Wunstorf: Wunstorf City | Die Sonne brannte gnadenlos vom stahlblauen Himmel, die Menschen flanierten halb-nackig durch Wunstorfs Fußgängerzone und Ludwig tupfte sich mit einem altmodischen Stofftaschentuch schnaufend die Schweißperlen von der Stirn.

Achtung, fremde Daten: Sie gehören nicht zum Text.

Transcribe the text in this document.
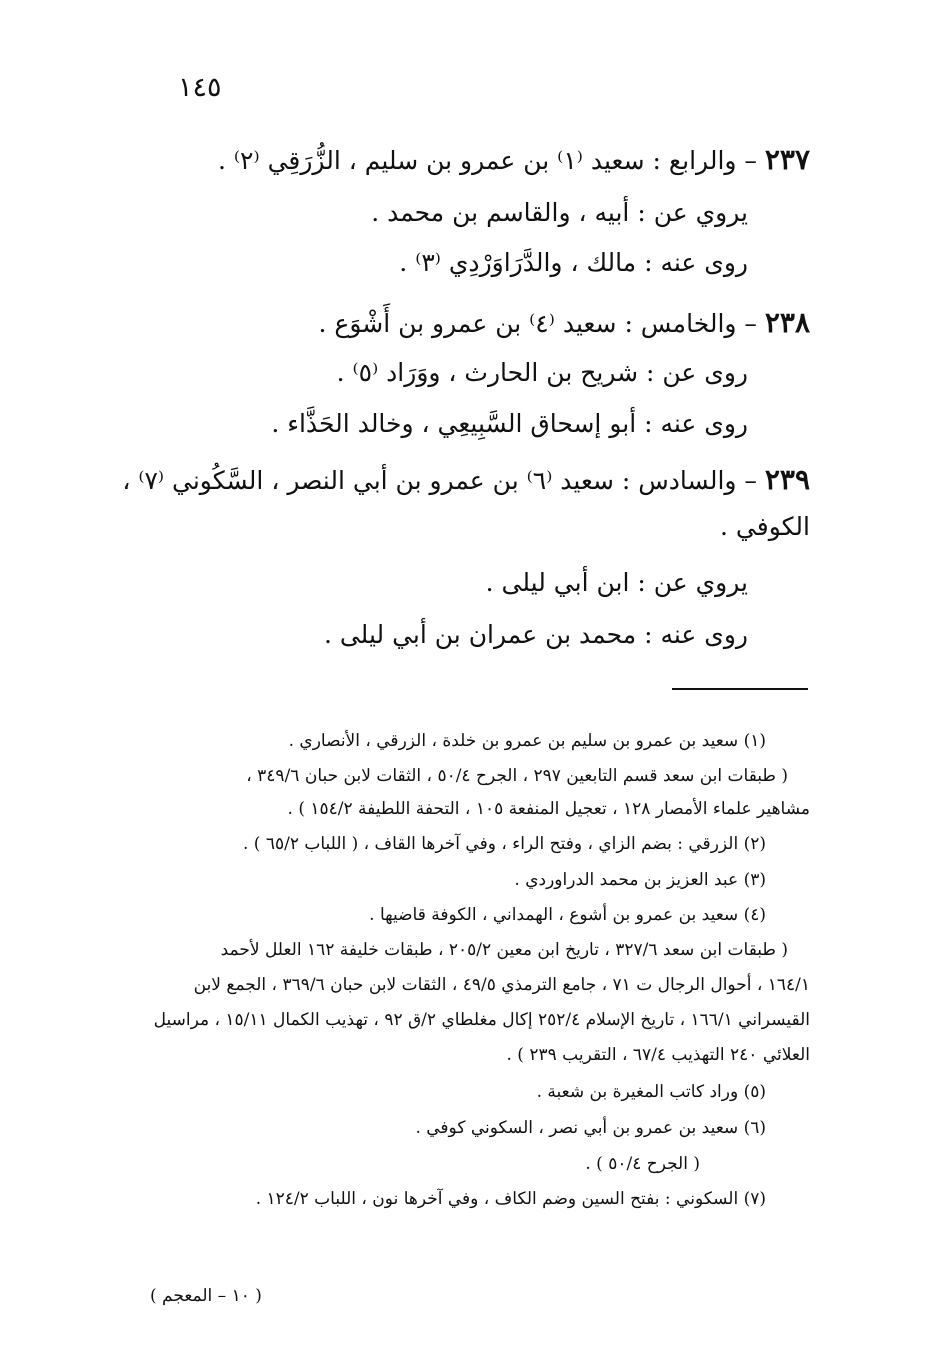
١٤٥
٢٣٧ – والرابع : سعيد ⁽١⁾ بن عمرو بن سليم ، الزُّرَقِي ⁽٢⁾ .
يروي عن : أبيه ، والقاسم بن محمد .
روى عنه : مالك ، والدَّرَاوَرْدِي ⁽٣⁾ .
٢٣٨ – والخامس : سعيد ⁽٤⁾ بن عمرو بن أَشْوَع .
روى عن : شريح بن الحارث ، ووَرَاد ⁽٥⁾ .
روى عنه : أبو إسحاق السَّبِيعِي ، وخالد الحَذَّاء .
٢٣٩ – والسادس : سعيد ⁽٦⁾ بن عمرو بن أبي النصر ، السَّكُوني ⁽٧⁾ ،
الكوفي .
يروي عن : ابن أبي ليلى .
روى عنه : محمد بن عمران بن أبي ليلى .
(١) سعيد بن عمرو بن سليم بن عمرو بن خلدة ، الزرقي ، الأنصاري .
( طبقات ابن سعد قسم التابعين ٢٩٧ ، الجرح ٥٠/٤ ، الثقات لابن حبان ٣٤٩/٦ ،
مشاهير علماء الأمصار ١٢٨ ، تعجيل المنفعة ١٠٥ ، التحفة اللطيفة ١٥٤/٢ ) .
(٢) الزرقي : بضم الزاي ، وفتح الراء ، وفي آخرها القاف ، ( اللباب ٦٥/٢ ) .
(٣) عبد العزيز بن محمد الدراوردي .
(٤) سعيد بن عمرو بن أشوع ، الهمداني ، الكوفة قاضيها .
( طبقات ابن سعد ٣٢٧/٦ ، تاريخ ابن معين ٢٠٥/٢ ، طبقات خليفة ١٦٢ العلل لأحمد
١٦٤/١ ، أحوال الرجال ت ٧١ ، جامع الترمذي ٤٩/٥ ، الثقات لابن حبان ٣٦٩/٦ ، الجمع لابن
القيسراني ١٦٦/١ ، تاريخ الإسلام ٢٥٢/٤ إكال مغلطاي ٢/ق ٩٢ ، تهذيب الكمال ١٥/١١ ، مراسيل
العلائي ٢٤٠ التهذيب ٦٧/٤ ، التقريب ٢٣٩ ) .
(٥) وراد كاتب المغيرة بن شعبة .
(٦) سعيد بن عمرو بن أبي نصر ، السكوني كوفي .
( الجرح ٥٠/٤ ) .
(٧) السكوني : بفتح السين وضم الكاف ، وفي آخرها نون ، اللباب ١٢٤/٢ .
( ١٠ – المعجم )
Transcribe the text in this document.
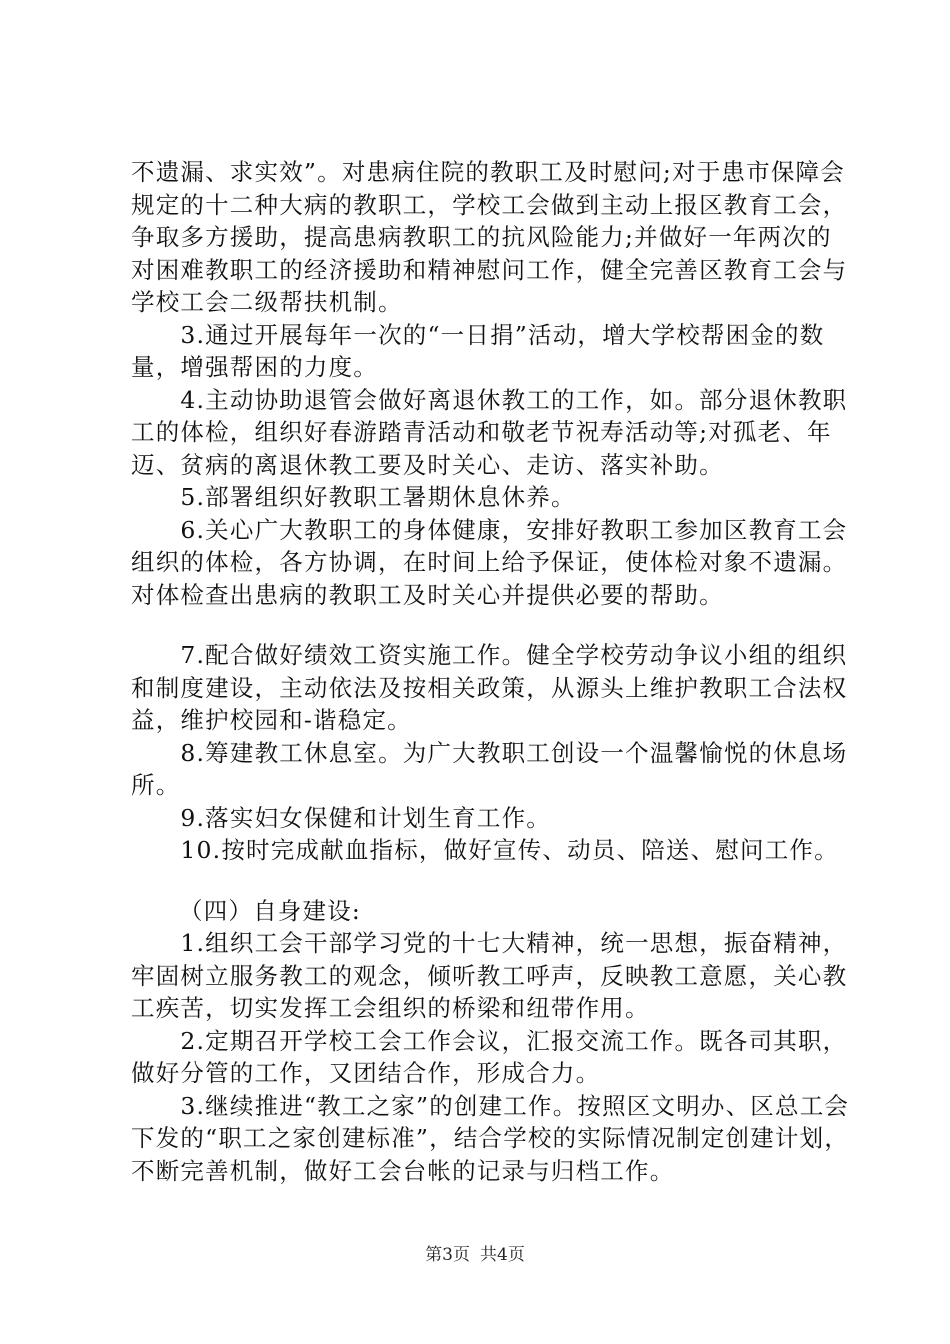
不遗漏、求实效”。对患病住院的教职工及时慰问;对于患市保障会规定的十二种大病的教职工，学校工会做到主动上报区教育工会，争取多方援助，提高患病教职工的抗风险能力;并做好一年两次的对困难教职工的经济援助和精神慰问工作，健全完善区教育工会与学校工会二级帮扶机制。

3.通过开展每年一次的“一日捐”活动，增大学校帮困金的数量，增强帮困的力度。

4.主动协助退管会做好离退休教工的工作，如。部分退休教职工的体检，组织好春游踏青活动和敬老节祝寿活动等;对孤老、年迈、贫病的离退休教工要及时关心、走访、落实补助。

5.部署组织好教职工暑期休息休养。

6.关心广大教职工的身体健康，安排好教职工参加区教育工会组织的体检，各方协调，在时间上给予保证，使体检对象不遗漏。对体检查出患病的教职工及时关心并提供必要的帮助。

7.配合做好绩效工资实施工作。健全学校劳动争议小组的组织和制度建设，主动依法及按相关政策，从源头上维护教职工合法权益，维护校园和-谐稳定。

8.筹建教工休息室。为广大教职工创设一个温馨愉悦的休息场所。

9.落实妇女保健和计划生育工作。

10.按时完成献血指标，做好宣传、动员、陪送、慰问工作。

（四）自身建设:

1.组织工会干部学习党的十七大精神，统一思想，振奋精神，牢固树立服务教工的观念，倾听教工呼声，反映教工意愿，关心教工疾苦，切实发挥工会组织的桥梁和纽带作用。

2.定期召开学校工会工作会议，汇报交流工作。既各司其职，做好分管的工作，又团结合作，形成合力。

3.继续推进“教工之家”的创建工作。按照区文明办、区总工会下发的“职工之家创建标准”，结合学校的实际情况制定创建计划，不断完善机制，做好工会台帐的记录与归档工作。

第3页 共4页
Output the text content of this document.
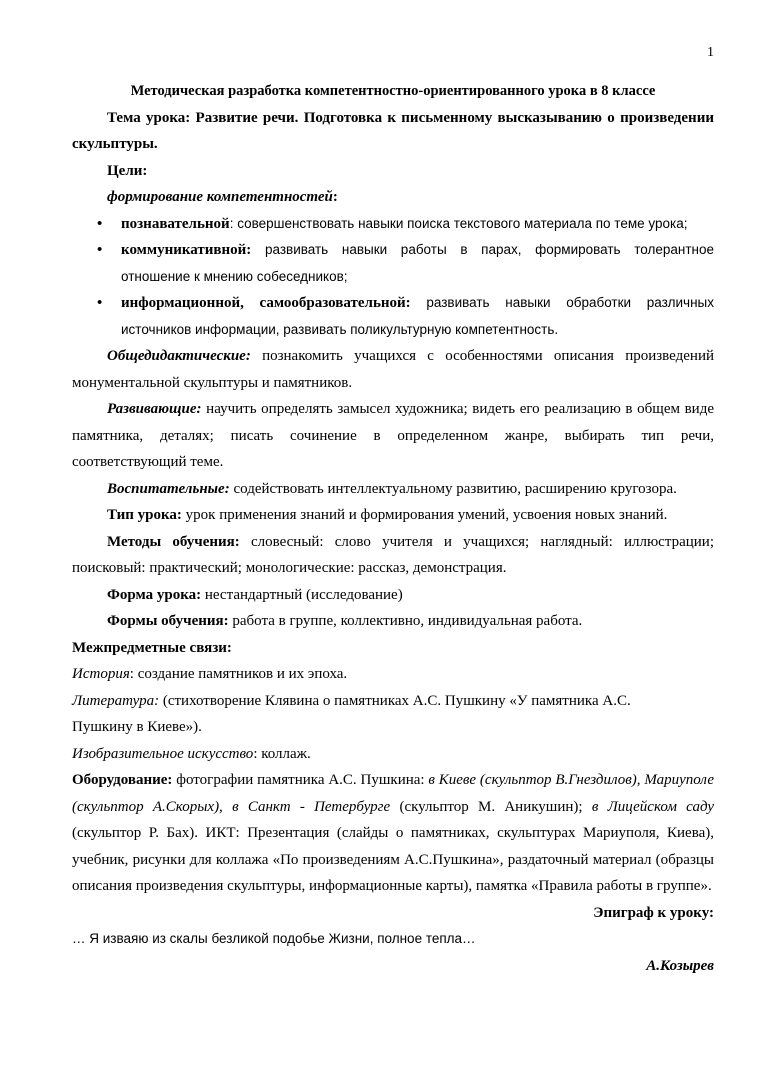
1

Методическая разработка компетентностно-ориентированного урока в 8 классе

Тема урока: Развитие речи. Подготовка к письменному высказыванию о произведении скульптуры.

Цели:

формирование компетентностей:

• познавательной: совершенствовать навыки поиска текстового материала по теме урока;
• коммуникативной: развивать навыки работы в парах, формировать толерантное отношение к мнению собеседников;
• информационной, самообразовательной: развивать навыки обработки различных источников информации, развивать поликультурную компетентность.

Общедидактические: познакомить учащихся с особенностями описания произведений монументальной скульптуры и памятников.

Развивающие: научить определять замысел художника; видеть его реализацию в общем виде памятника, деталях; писать сочинение в определенном жанре, выбирать тип речи, соответствующий теме.

Воспитательные: содействовать интеллектуальному развитию, расширению кругозора.

Тип урока: урок применения знаний и формирования умений, усвоения новых знаний.

Методы обучения: словесный: слово учителя и учащихся; наглядный: иллюстрации; поисковый: практический; монологические: рассказ, демонстрация.

Форма урока: нестандартный (исследование)

Формы обучения: работа в группе, коллективно, индивидуальная работа.

Межпредметные связи:

История: создание памятников и их эпоха.

Литература: (стихотворение Клявина о памятниках А.С. Пушкину «У памятника А.С.
Пушкину в Киеве»).

Изобразительное искусство: коллаж.

Оборудование: фотографии памятника А.С. Пушкина: в Киеве (скульптор В.Гнездилов), Мариуполе (скульптор А.Скорых), в Санкт - Петербурге (скульптор М. Аникушин); в Лицейском саду (скульптор Р. Бах). ИКТ: Презентация (слайды о памятниках, скульптурах Мариуполя, Киева), учебник, рисунки для коллажа «По произведениям А.С.Пушкина», раздаточный материал (образцы описания произведения скульптуры, информационные карты), памятка «Правила работы в группе».

Эпиграф к уроку:

… Я изваяю из скалы безликой подобье Жизни, полное тепла…

А.Козырев
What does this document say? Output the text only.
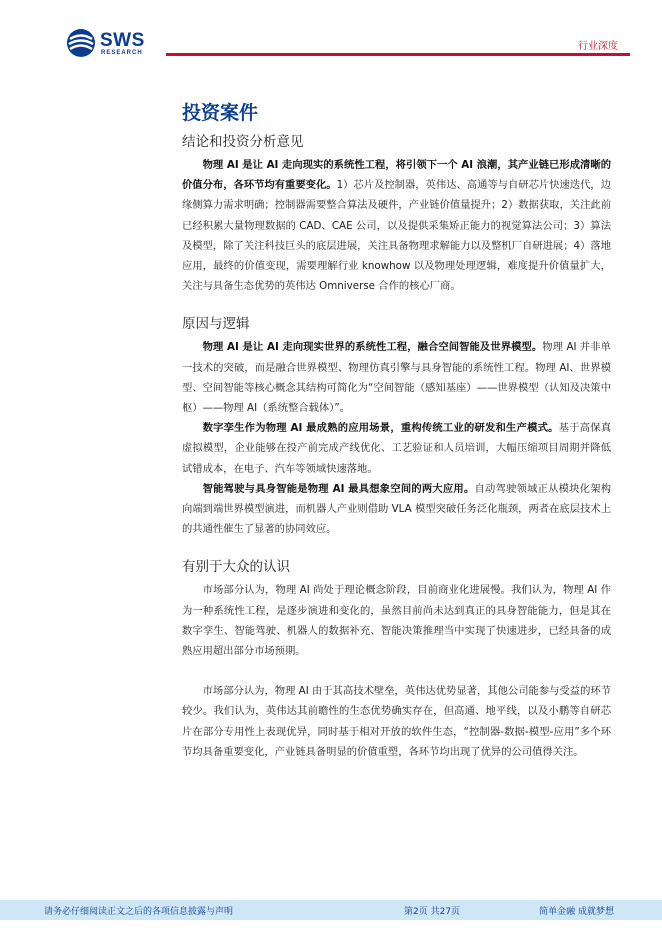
SWS
RESEARCH
行业深度
投资案件
结论和投资分析意见

物理 AI 是让 AI 走向现实的系统性工程，将引领下一个 AI 浪潮，其产业链已形成清晰的价值分布，各环节均有重要变化。1）芯片及控制器，英伟达、高通等与自研芯片快速迭代，边缘侧算力需求明确；控制器需要整合算法及硬件，产业链价值量提升；2）数据获取，关注此前已经积累大量物理数据的 CAD、CAE 公司，以及提供采集矫正能力的视觉算法公司；3）算法及模型，除了关注科技巨头的底层进展，关注具备物理求解能力以及整机厂自研进展；4）落地应用，最终的价值变现，需要理解行业 knowhow 以及物理处理逻辑，难度提升价值量扩大，关注与具备生态优势的英伟达 Omniverse 合作的核心厂商。

原因与逻辑

物理 AI 是让 AI 走向现实世界的系统性工程，融合空间智能及世界模型。物理 AI 并非单一技术的突破，而是融合世界模型、物理仿真引擎与具身智能的系统性工程。物理 AI、世界模型、空间智能等核心概念其结构可简化为“空间智能（感知基座）——世界模型（认知及决策中枢）——物理 AI（系统整合载体）”。

数字孪生作为物理 AI 最成熟的应用场景，重构传统工业的研发和生产模式。基于高保真虚拟模型，企业能够在投产前完成产线优化、工艺验证和人员培训，大幅压缩项目周期并降低试错成本，在电子、汽车等领域快速落地。

智能驾驶与具身智能是物理 AI 最具想象空间的两大应用。自动驾驶领域正从模块化架构向端到端世界模型演进，而机器人产业则借助 VLA 模型突破任务泛化瓶颈，两者在底层技术上的共通性催生了显著的协同效应。

有别于大众的认识

市场部分认为，物理 AI 尚处于理论概念阶段，目前商业化进展慢。我们认为，物理 AI 作为一种系统性工程，是逐步演进和变化的，虽然目前尚未达到真正的具身智能能力，但是其在数字孪生、智能驾驶、机器人的数据补充、智能决策推理当中实现了快速进步，已经具备的成熟应用超出部分市场预期。

市场部分认为，物理 AI 由于其高技术壁垒，英伟达优势显著，其他公司能参与受益的环节较少。我们认为，英伟达其前瞻性的生态优势确实存在，但高通、地平线，以及小鹏等自研芯片在部分专用性上表现优异，同时基于相对开放的软件生态，“控制器-数据-模型-应用”多个环节均具备重要变化，产业链具备明显的价值重塑，各环节均出现了优异的公司值得关注。

请务必仔细阅读正文之后的各项信息披露与声明	第2页 共27页	简单金融 成就梦想
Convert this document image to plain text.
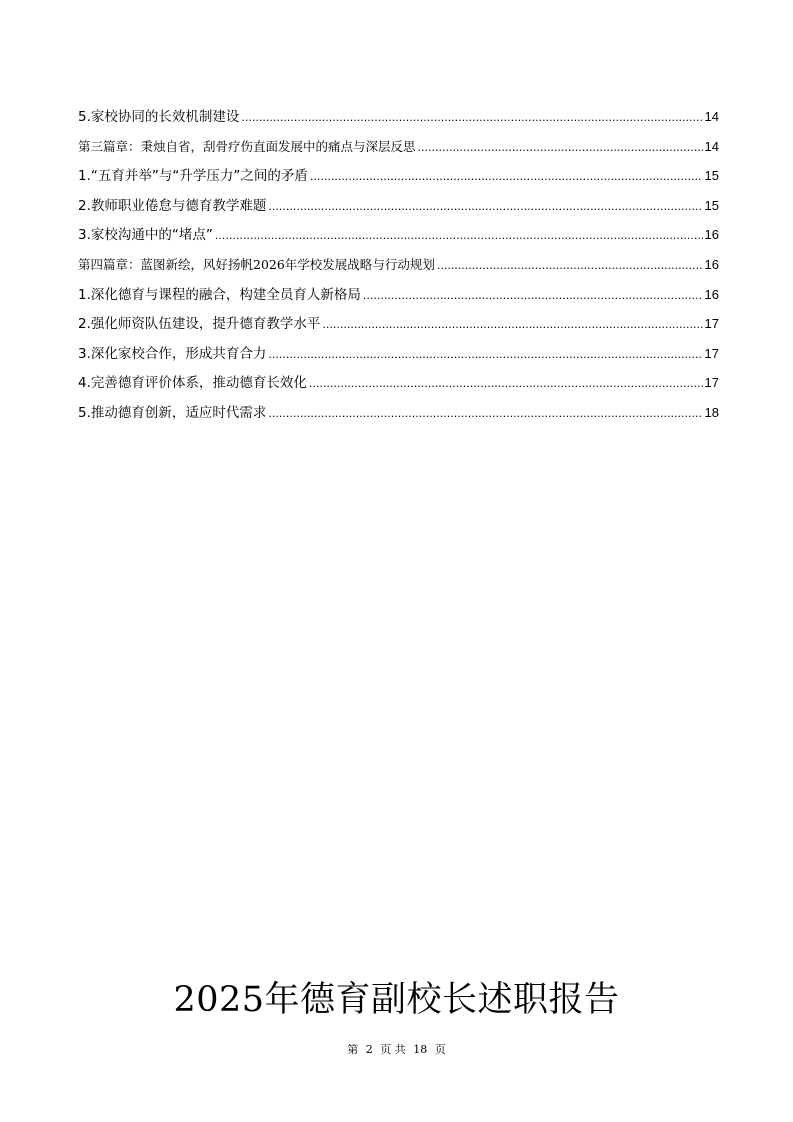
5.家校协同的长效机制建设 .....	14
第三篇章：秉烛自省，刮骨疗伤直面发展中的痛点与深层反思 .....	14
1.“五育并举”与“升学压力”之间的矛盾 .....	15
2.教师职业倦怠与德育教学难题 .....	15
3.家校沟通中的“堵点” .....	16
第四篇章：蓝图新绘，风好扬帆2026年学校发展战略与行动规划 .....	16
1.深化德育与课程的融合，构建全员育人新格局 .....	16
2.强化师资队伍建设，提升德育教学水平 .....	17
3.深化家校合作，形成共育合力 .....	17
4.完善德育评价体系，推动德育长效化 .....	17
5.推动德育创新，适应时代需求 .....	18
2025年德育副校长述职报告
第 2 页 共 18 页
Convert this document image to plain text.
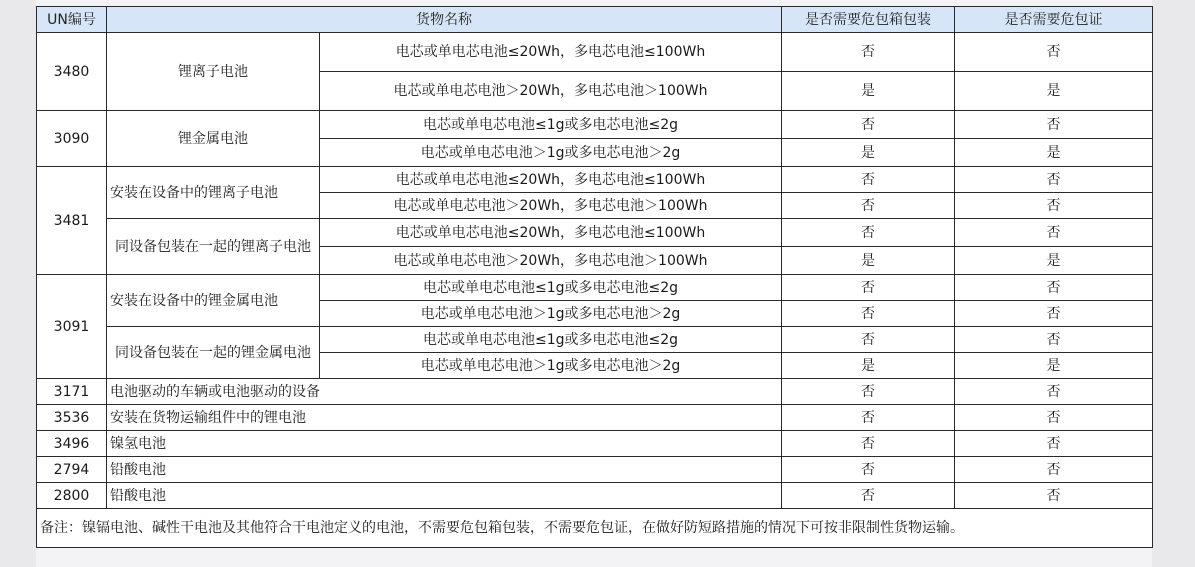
UN编号	货物名称		是否需要危包箱包装	是否需要危包证
3480	锂离子电池	电芯或单电芯电池≤20Wh，多电芯电池≤100Wh	否	否
		电芯或单电芯电池＞20Wh，多电芯电池＞100Wh	是	是
3090	锂金属电池	电芯或单电芯电池≤1g或多电芯电池≤2g	否	否
		电芯或单电芯电池＞1g或多电芯电池＞2g	是	是
3481	安装在设备中的锂离子电池	电芯或单电芯电池≤20Wh，多电芯电池≤100Wh	否	否
		电芯或单电芯电池＞20Wh，多电芯电池＞100Wh	否	否
	同设备包装在一起的锂离子电池	电芯或单电芯电池≤20Wh，多电芯电池≤100Wh	否	否
		电芯或单电芯电池＞20Wh，多电芯电池＞100Wh	是	是
3091	安装在设备中的锂金属电池	电芯或单电芯电池≤1g或多电芯电池≤2g	否	否
		电芯或单电芯电池＞1g或多电芯电池＞2g	否	否
	同设备包装在一起的锂金属电池	电芯或单电芯电池≤1g或多电芯电池≤2g	否	否
		电芯或单电芯电池＞1g或多电芯电池＞2g	是	是
3171	电池驱动的车辆或电池驱动的设备		否	否
3536	安装在货物运输组件中的锂电池		否	否
3496	镍氢电池		否	否
2794	铅酸电池		否	否
2800	铅酸电池		否	否
备注：镍镉电池、碱性干电池及其他符合干电池定义的电池，不需要危包箱包装，不需要危包证，在做好防短路措施的情况下可按非限制性货物运输。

„Wüsstest du auf Anhieb, was ein Orthoptist ist?“, fragte ich ihn, nachdem wir uns ein kühles, alkoholfreies Weizenbier beim Italiener am Brunnen bestellt hatten. “Oder ein Geomatiker?“

Ludwig zuckte mit den Schultern und nahm sein Bier in Empfang. „Wozu sollte ich das wissen wollen? Willst du wieder einsteigen? Ich dachte, du seist froh endlich deine Rente genießen zu können.“
Ich winkte ab und prostete ihm zu.“ Mein Enkel sollte das für die Schule im Internet recherchieren und da hat er mich dann gleich – geistig neureich – vorgeführt. Es gibt jetzt anscheinend für jeden noch so harmlose Arbeit `ne tolle Bezeichnung. Wer früher Vertreter war ist jetzt Referent und wer im Lager Sachen eingeräumt hat ist jetzt Fachkraft für Lagerlogistik. Hört sich doch gut an.“
Vor der Apotheke quälte ein Straßenmusikant auf grausame Art ein Akkordeon und sang dazu russische Weisen.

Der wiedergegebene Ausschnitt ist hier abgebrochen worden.